The renovated building at 11 Machabeli Street in Tbilisi houses the Georgian National Olympic Committee (GNOC). Behind the whitewashed facade, sleek offices speak to a country eager to move on from a complicated past. Between the entrance and the sidewalk, stretching up to the third of the building’s three stories, stands a handful of Nordmann firs—in the Georgian language, sochi trees.
But the modern sheen and the greenery can’t conceal everything. History tells us that at this very address during the 1930s, when Georgia was a republic of the Soviet Union, Josef Stalin’s henchman Lavrenti Beria directed a campaign of terror that led to the deaths of tens of thousands of people. Today, in the Georgian Olympic Museum on the ground floor, a single death loops on a TV monitor: that of luger Nodar Kumaritashvili, who, hours before the opening ceremony of the 2010 Winter Olympics in Vancouver, lost control during a training run and was killed when his head struck a steel support pillar. Steps away from the screen are Kumaritashvili’s sled and his cracked helmet.

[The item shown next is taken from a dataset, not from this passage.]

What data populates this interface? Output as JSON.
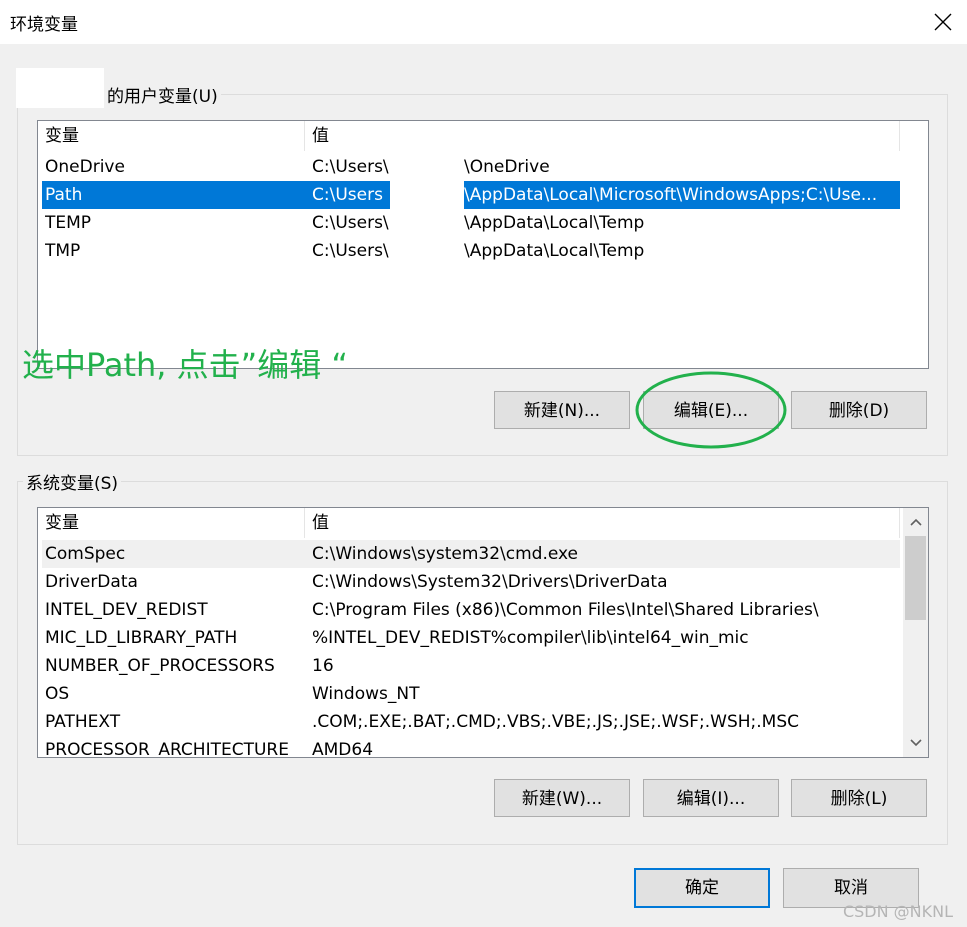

If such morbid details command our attention, it’s for reasons of recent history, contemporary politics, geographic reality and the Sochi Olympics. These Games, taking place on the doorstep of one of the most volatile regions on earth—the Muslim lands of the North Caucasus—are as much Caucasian as Russian. The North Caucasus is the ancestral homeland of Dzhokhar and Tamerlan Tsarnaev, the brothers who allegedly set off two bombs at the 2013 Boston Marathon, and Islamist militants from the region have threatened attacks on the Sochi Games.
Georgia, which declared its independence from the collapsing U.S.S.R. in 1991, is not a Muslim country, but its conflicts with Russia over two disputed regions, Abkhazia and South Ossetia, contribute to the area’s instability. Within walking distance of Sochi’s Fisht Stadium, site of the opening ceremony, lies Abkhazia, which Russia recognizes as an independent state and props up economically but which Georgia furiously regards as part of its own territory. Russians will tell you that Sochi’s Krasnaya Polyana (Red Valley), in which Olympic skiing, jumping and sledding are taking place, is named for the color the bushes turn in the fall, but elsewhere in the Caucasus that name evokes the blood spilled there in 1864, when Russia eradicated hundreds of thousands of Circassians, one of Georgia’s many ethnic subgroups, from their tribal lands. The descendants of the victims consider it a sacrilege that the world is attending a $50 billion party on the site—and on the 150th anniversary—of a genocide.
If it’s the Olympics, it seems, it’s time for the Georgian people to bury their dead. Nodar Kumaritashvili was only one of them. In August 1992, several weeks after the opening of the Barcelona Games, war broke out in Abkhazia between Georgians and Abkhaz separatists. The conflict would last more than 13 months and cause the deaths of as many as 20,000 civilians, most of them Georgians. In August 2004, during the first week of the Athens Olympics, dozens died in fighting in South Ossetia, the breakaway region of north-central Georgia. Four years later, as Russian prime minister Vladimir Putin attended the opening ceremony of the Beijing Olympics, Russian troops entered South Ossetia after fighting broke out between local separatists and Georgian troops. Russian forces then moved farther into Georgia and bombed targets up to the outskirts of Tbilisi, the capital. Today a shaky peace prevails between the two countries, but it’s a Pax Russica, with Moscow recognizing the independence of Abkhazia and South Ossetia but essentially controlling both territories.
The implications of all this are a constant preoccupation of the GNOC staff at 11 Machabeli Street. By virtue of its proximity to Sochi, Georgia is practically a cohost of these Olympics. The Imeretinskaya Valley, home to the coastal cluster of Olympic venues, has a name as Georgian as Sochi, and from the 11th to the 19th centuries the Kingdom of Georgia included the entire Sochi region. Yet Georgia nearly boycotted these Games. Last fall Russian organizers outraged Georgians by loading Abkhazia and South Ossetia into a credentialing database as independent entities.
There was satisfaction in the GNOC’s corridors on the October day I visited. The International Olympic Committee had just sent a letter stipulating that the Georgian committee is the only entity it recognizes in Abkhazia and South Ossetia. But as I discovered on a journey through Georgia, 11 Machabeli Street isn’t the only place in the country to come with a poignant backstory. And behind every address you’re likely to find Russia, or tragedy, or both.